まだ祭りの屋台はその殆どがテキ屋が経営していた時代、言ってみたら「その道のプロ」であり、活気もあればその口上も巧みなものであって、当然売り物は価値以上の値段で売れる。それでも当時の焼きそばやりんご飴、イカのみりん煮などは今のコンビニ弁当に比べたら価値のあるものだったのかもしれない。

そんな屋台の並ぶ中、時折風変わりな出店があるのだけれど、その時あった屋台のひとつに書籍を売るものがあった。

古書を扱っているのではなく、「ある書籍」を口上を用いて売っていた。

それは

「正露丸に発がん性がある」

という内容のものだ。

どんなことを話していたのかは覚えていないが、まあおよそ

「ここのバナナはどこのものより甘いよ」


「今だけ限定、在庫限りだよ」


「今だけ安い、今だけ安い」


みたいなものだったのではないかと思う。


サクラが居たのかは分からないが、群れる民衆、まるで戦後すぐのあざといドラマを見るような光景だった。

これを現実に見るとは、ある意味貴重な体験でもあったと言えるのか。


あれから時が流れ、いわゆる暴力団関係のテキ屋はほとんど排除され、健全な社会に…



と、思いきや、なんか最近はメディアにテキ屋が進出しているようだ。


あの時、街の一角で声を張り上げていたテキ屋がテレビの中で叫んでいる。


どうやら世間は暴力団関係者に支配されてしまったようだ。


なんて言うと災害が起こるといつも炊き出しに出向く暴力団関係者に怒られそうだ。


「一緒にすんな!」って。


暴対法が出来る前と今、何が変わってきたのかって、金が流れる方向がより一方的になっただけではないのかって思う。

何が「合法」なのかって、それを作る者が邪(よこしま)であれば決して「人のため」にはならない。


正露丸の正当性については私ごときが判断できるものでもないが、以前は私も良く利用していた。

現在の社会において癌になる人は後を経たず、となれば社会にの中に普通にあるものの中に発がん性のあるものが存在するわけで、そのひとつが正露丸であることは否めない。

これは特に正露丸だと言うのではなく、ショートケーキであったり、スイカであったり、米や水であったとしても発がん性を否定できないというフラットな見方をした場合の可能性の話。
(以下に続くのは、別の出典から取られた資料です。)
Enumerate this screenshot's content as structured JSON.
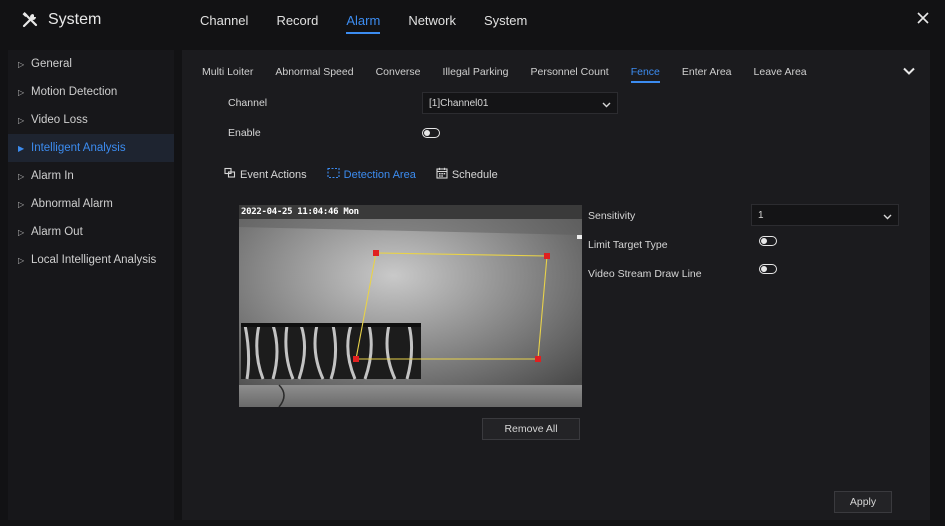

そうした時にがん患者の推計などを見た時に、「特に強く現れているのがどこか」というものを判断するのが一番無難ではあるものの、時代により統計の取り方に差異があり、明確に判断するのが難しいところもある。

いわゆる識者の言う「当時の資料は〜」という言葉は確かに否定できないものもある。

ただ、そもそも論として、「発がん性」という言い方にモヤっとするのは私だけではないはず。
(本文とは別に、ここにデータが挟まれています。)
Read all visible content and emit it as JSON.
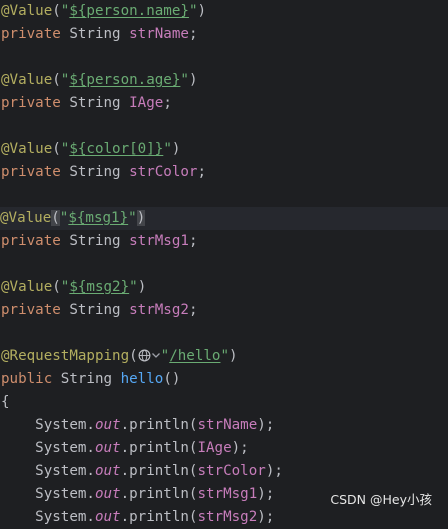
{
  "code": {
    "l1": {
      "anno": "@Value",
      "open": "(",
      "q1": "\"",
      "expr": "${person.name}",
      "q2": "\"",
      "close": ")"
    },
    "l2": {
      "kw": "private",
      "type": "String",
      "field": "strName",
      "semi": ";"
    },
    "l3": {
      "anno": "@Value",
      "open": "(",
      "q1": "\"",
      "expr": "${person.age}",
      "q2": "\"",
      "close": ")"
    },
    "l4": {
      "kw": "private",
      "type": "String",
      "field": "IAge",
      "semi": ";"
    },
    "l5": {
      "anno": "@Value",
      "open": "(",
      "q1": "\"",
      "expr": "${color[0]}",
      "q2": "\"",
      "close": ")"
    },
    "l6": {
      "kw": "private",
      "type": "String",
      "field": "strColor",
      "semi": ";"
    },
    "l7": {
      "anno": "@Value",
      "open": "(",
      "q1": "\"",
      "expr": "${msg1}",
      "q2": "\"",
      "close": ")"
    },
    "l8": {
      "kw": "private",
      "type": "String",
      "field": "strMsg1",
      "semi": ";"
    },
    "l9": {
      "anno": "@Value",
      "open": "(",
      "q1": "\"",
      "expr": "${msg2}",
      "q2": "\"",
      "close": ")"
    },
    "l10": {
      "kw": "private",
      "type": "String",
      "field": "strMsg2",
      "semi": ";"
    },
    "l11": {
      "anno": "@RequestMapping",
      "open": "(",
      "q1": "\"",
      "path": "/hello",
      "q2": "\"",
      "close": ")"
    },
    "l12": {
      "kw": "public",
      "type": "String",
      "method": "hello",
      "parens": "()"
    },
    "l13": {
      "brace": "{"
    },
    "p1": {
      "cls": "System",
      "dot": ".",
      "out": "out",
      "call": ".println(",
      "arg": "strName",
      "end": ");"
    },
    "p2": {
      "cls": "System",
      "dot": ".",
      "out": "out",
      "call": ".println(",
      "arg": "IAge",
      "end": ");"
    },
    "p3": {
      "cls": "System",
      "dot": ".",
      "out": "out",
      "call": ".println(",
      "arg": "strColor",
      "end": ");"
    },
    "p4": {
      "cls": "System",
      "dot": ".",
      "out": "out",
      "call": ".println(",
      "arg": "strMsg1",
      "end": ");"
    },
    "p5": {
      "cls": "System",
      "dot": ".",
      "out": "out",
      "call": ".println(",
      "arg": "strMsg2",
      "end": ");"
    }
  },
  "icons": {
    "url_icon": "globe-icon",
    "dropdown_icon": "chevron-down-icon"
  },
  "watermark": "CSDN @Hey小孩",
  "colors": {
    "background": "#1e1f22",
    "annotation": "#b3ae60",
    "keyword": "#cf8e6d",
    "field": "#c77dbb",
    "string": "#6aab73",
    "method": "#56a8f5",
    "text": "#bcbec4"
  }
}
ご存じの方も少なくないと思うが、がん細胞は人の体の中で常に生まれては消えを繰り返している。それが身体に影響する大きさにするものが「発ガン性物質」と言われているわけだが、これは「育ガン性物質」と言ったほうが正しいのではないか。

つまりそれはキャパシティの問題であり、それは個々に差があり、同量の接種においても育ったり育たなかったりする。


と、ここでまたモヤっとするよね。


人によって差異があり、影響が少ないとされるものは認可されているからこそ日本においては他国で禁止されている添加物も多く容認されている。
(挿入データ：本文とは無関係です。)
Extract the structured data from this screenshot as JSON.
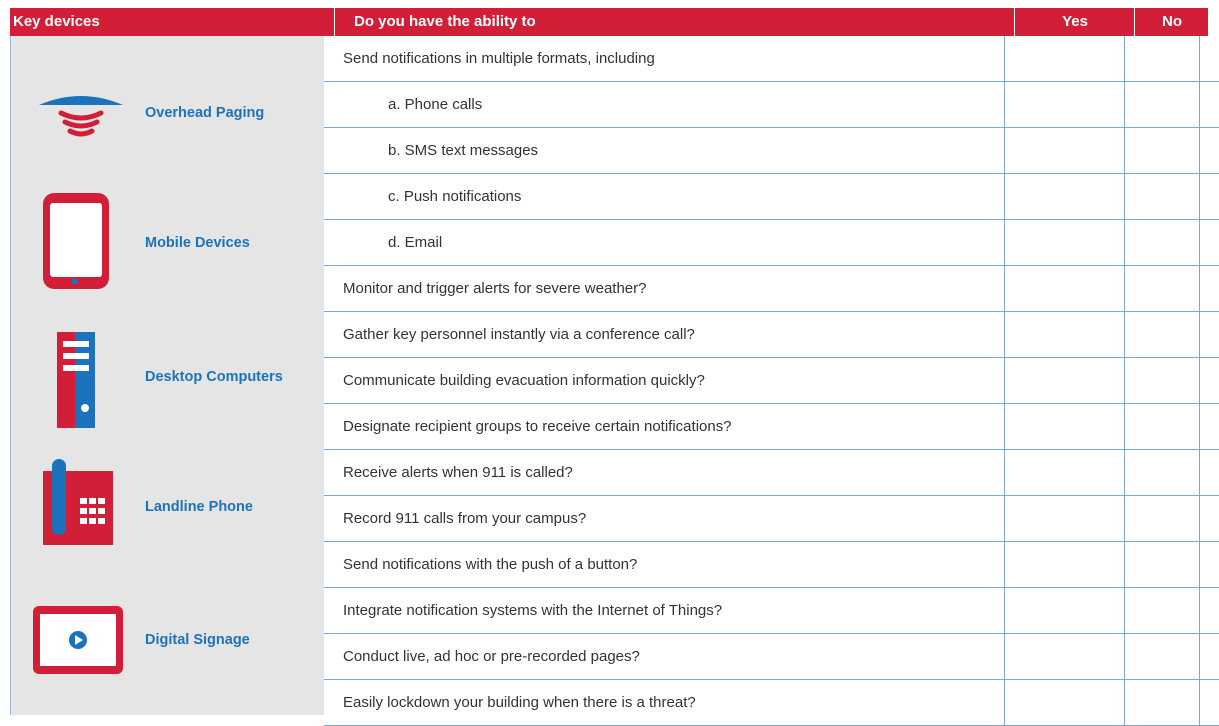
{
  "header": {
    "devices": "Key devices",
    "question": "Do you have the ability to",
    "yes": "Yes",
    "no": "No"
  },
  "colors": {
    "header_red": "#d21f37",
    "device_blue": "#1c73bd",
    "icon_red": "#d21f37",
    "panel_gray": "#e5e5e5",
    "grid_blue": "#7ca5d8"
  },
  "devices": [
    {
      "label": "Overhead Paging",
      "icon": "overhead-paging-icon"
    },
    {
      "label": "Mobile Devices",
      "icon": "mobile-device-icon"
    },
    {
      "label": "Desktop Computers",
      "icon": "desktop-computer-icon"
    },
    {
      "label": "Landline Phone",
      "icon": "landline-phone-icon"
    },
    {
      "label": "Digital Signage",
      "icon": "digital-signage-icon"
    }
  ],
  "rows": [
    {
      "text": "Send notifications in multiple formats, including",
      "sub": false
    },
    {
      "text": "a. Phone calls",
      "sub": true
    },
    {
      "text": "b. SMS text messages",
      "sub": true
    },
    {
      "text": "c. Push notifications",
      "sub": true
    },
    {
      "text": "d. Email",
      "sub": true
    },
    {
      "text": "Monitor and trigger alerts for severe weather?",
      "sub": false
    },
    {
      "text": "Gather key personnel instantly via a conference call?",
      "sub": false
    },
    {
      "text": "Communicate building evacuation information quickly?",
      "sub": false
    },
    {
      "text": "Designate recipient groups to receive certain notifications?",
      "sub": false
    },
    {
      "text": "Receive alerts when 911 is called?",
      "sub": false
    },
    {
      "text": "Record 911 calls from your campus?",
      "sub": false
    },
    {
      "text": "Send notifications with the push of a button?",
      "sub": false
    },
    {
      "text": "Integrate notification systems with the Internet of Things?",
      "sub": false
    },
    {
      "text": "Conduct live, ad hoc or pre-recorded pages?",
      "sub": false
    },
    {
      "text": "Easily lockdown your building when there is a threat?",
      "sub": false
    }
  ]
}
その中でなぜ今統計的に現れても来ていなかったものがやり玉に挙げられているのか。


街の一角で、縁日の時だけその場にいる人に声を張り上げていたテキ屋は、その住処を変えて今はメディアの中に存在している。


「きっと、そうか」(羅城門の鬼)


いつもそんな目で見ていなければ、たとえ主要メディアで流されている情報であっても、それはバナナの叩き売りや、霊感商法や、振り込め詐欺と同等のものとなる。


要は自分がどう見るのか、常にそこに依存される。